Everyday thousands of children are being sexually abused. You can stop the abuse of at least one child by simply praying. You can possibly stop the abuse of thousands of children by forwarding the link in First Time Visitor? by email, Twitter or Facebook to every Christian you know. Save a child or lots of children!!!! Do Something, please!

3:15 PM prayer in brief:
Pray for God to stop 1 child from being molested today.
Pray for God to stop 1 child molestation happening now.
Pray for God to rescue 1 child from sexual slavery.
Pray for God to save 1 girl from genital circumcision.
Pray for God to stop 1 girl from becoming a child-bride.
If you have the faith pray for 100 children rather than one.
Give Thanks. There is more to this prayer here

Please note: All my writings and comments appear in bold italics in this colour

Sunday, 3 March 2019

Disturbing CSA Stories from Argentina, UK, So. Africa, N.Z,-2, on Today's Global PnP List

An 11-y/o Argentinian girl pleaded for an abortion to 'remove what the old man put inside me.' She was denied!

'Lucia' was forced to give birth in Argentina after she was apparently denied an abortion despite being raped by her grandmother's 65-year-old partner

WASHINGTON POST

Activists decry on August 9, 2018, senators' decision to reject a bill to legalize abortion in Argentina.
EITAN ABRAMOVICH/AFP/GETTY IMAGES

An 11-year-old rape victim gave birth in Argentina Tuesday after she was apparently denied an abortion by authorities, infuriating women’s-choice advocates in the country who have fought to legalize the procedure.

The girl, referred to as “Lucia” to protect her identity, underwent a Caesarean section Tuesday in the 23rd week of her pregnancy, the Guardian reports.
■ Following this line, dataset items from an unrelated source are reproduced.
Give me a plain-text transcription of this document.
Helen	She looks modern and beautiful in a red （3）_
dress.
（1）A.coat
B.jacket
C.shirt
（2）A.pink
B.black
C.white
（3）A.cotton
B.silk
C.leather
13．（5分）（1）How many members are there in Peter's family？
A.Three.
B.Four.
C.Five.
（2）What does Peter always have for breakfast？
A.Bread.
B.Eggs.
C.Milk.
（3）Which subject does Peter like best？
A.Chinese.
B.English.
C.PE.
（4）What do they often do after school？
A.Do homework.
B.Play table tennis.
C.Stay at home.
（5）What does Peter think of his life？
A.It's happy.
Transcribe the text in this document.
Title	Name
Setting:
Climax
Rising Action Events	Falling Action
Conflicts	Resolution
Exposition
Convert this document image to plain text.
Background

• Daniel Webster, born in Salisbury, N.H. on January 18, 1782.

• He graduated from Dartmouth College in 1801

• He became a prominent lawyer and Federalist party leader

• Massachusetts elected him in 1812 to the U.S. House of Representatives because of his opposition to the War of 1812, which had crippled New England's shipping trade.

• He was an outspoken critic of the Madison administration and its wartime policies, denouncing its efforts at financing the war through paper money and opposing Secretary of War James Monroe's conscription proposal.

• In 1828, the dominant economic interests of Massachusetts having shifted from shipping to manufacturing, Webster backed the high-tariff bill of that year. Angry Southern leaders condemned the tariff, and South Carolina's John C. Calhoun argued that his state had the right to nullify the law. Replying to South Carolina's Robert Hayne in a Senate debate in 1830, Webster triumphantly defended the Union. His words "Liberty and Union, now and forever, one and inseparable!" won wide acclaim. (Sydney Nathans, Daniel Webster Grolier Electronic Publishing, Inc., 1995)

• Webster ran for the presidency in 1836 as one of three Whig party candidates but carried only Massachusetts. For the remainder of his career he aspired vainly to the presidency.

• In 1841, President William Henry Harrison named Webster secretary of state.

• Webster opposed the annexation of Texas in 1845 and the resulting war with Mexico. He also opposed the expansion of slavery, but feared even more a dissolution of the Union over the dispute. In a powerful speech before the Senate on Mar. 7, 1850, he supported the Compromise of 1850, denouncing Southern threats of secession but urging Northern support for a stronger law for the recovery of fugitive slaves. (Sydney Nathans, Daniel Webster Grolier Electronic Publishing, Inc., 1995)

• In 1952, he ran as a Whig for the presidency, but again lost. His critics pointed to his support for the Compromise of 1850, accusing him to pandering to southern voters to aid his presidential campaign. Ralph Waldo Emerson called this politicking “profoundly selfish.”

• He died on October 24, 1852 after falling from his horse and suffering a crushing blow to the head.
Lucia, whose baby is not expected to survive, had previously begged officials to “remove what the old man put inside me.”

That man is the 65-year-old partner of Lucia’s grandmother – who took custody of Lucia and her siblings in 2015, after her two older sisters were abused by their mother’s partner, the Guardian reported.

Lucia attempted to commit suicide twice upon learning of her pregnancy Jan. 23. She was hospitalized and later placed in state care as a result of apparent self-inflicted lesions, the outlet said.

The birth of Lucia’s child Tuesday was widely condemned by women’s rights activists in the country, who say Lucia and her mother repeatedly asked for her to have an abortion – a request that was delayed by nearly five weeks, according to the BBC. Debate over who the girl’s guardian was complicated the planned abortion, further exacerbated by several doctors who refused to carry out the procedure because of their personal beliefs.

In this Tuesday, Feb. 19, 2019 photo, activists in favor of decriminalizing abortion raise green handkerchiefs as they rally outside Congress in Buenos Aires, Argentina. AP PHOTO/TOMAS F. CUESTA

As The Washington Post has reported, Argentine law allows abortion in instances of rape, when the mother is mentally disabled or if there is a serious risk to her health. In any other instance, a woman could be imprisoned for up to four years for undergoing the procedure.

In Lucia’s case, officials ordered a hospital director to “continue with procedures necessary to attempt to save both lives,” a mantra also used by anti-abortion advocates — citing a decision made by a family judge, according to the BBC. That court has since indicated it gave no instruction to save two lives. Moreover, the Guardian reports a doctor warned in court that Lucia faced “high obstetric risk” if her pregnancy was allowed to continue.

No kidding! Mind you, in many Islamic countries, giving birth at 11 years of age is quite common. So are the many complications to the health of the child mother.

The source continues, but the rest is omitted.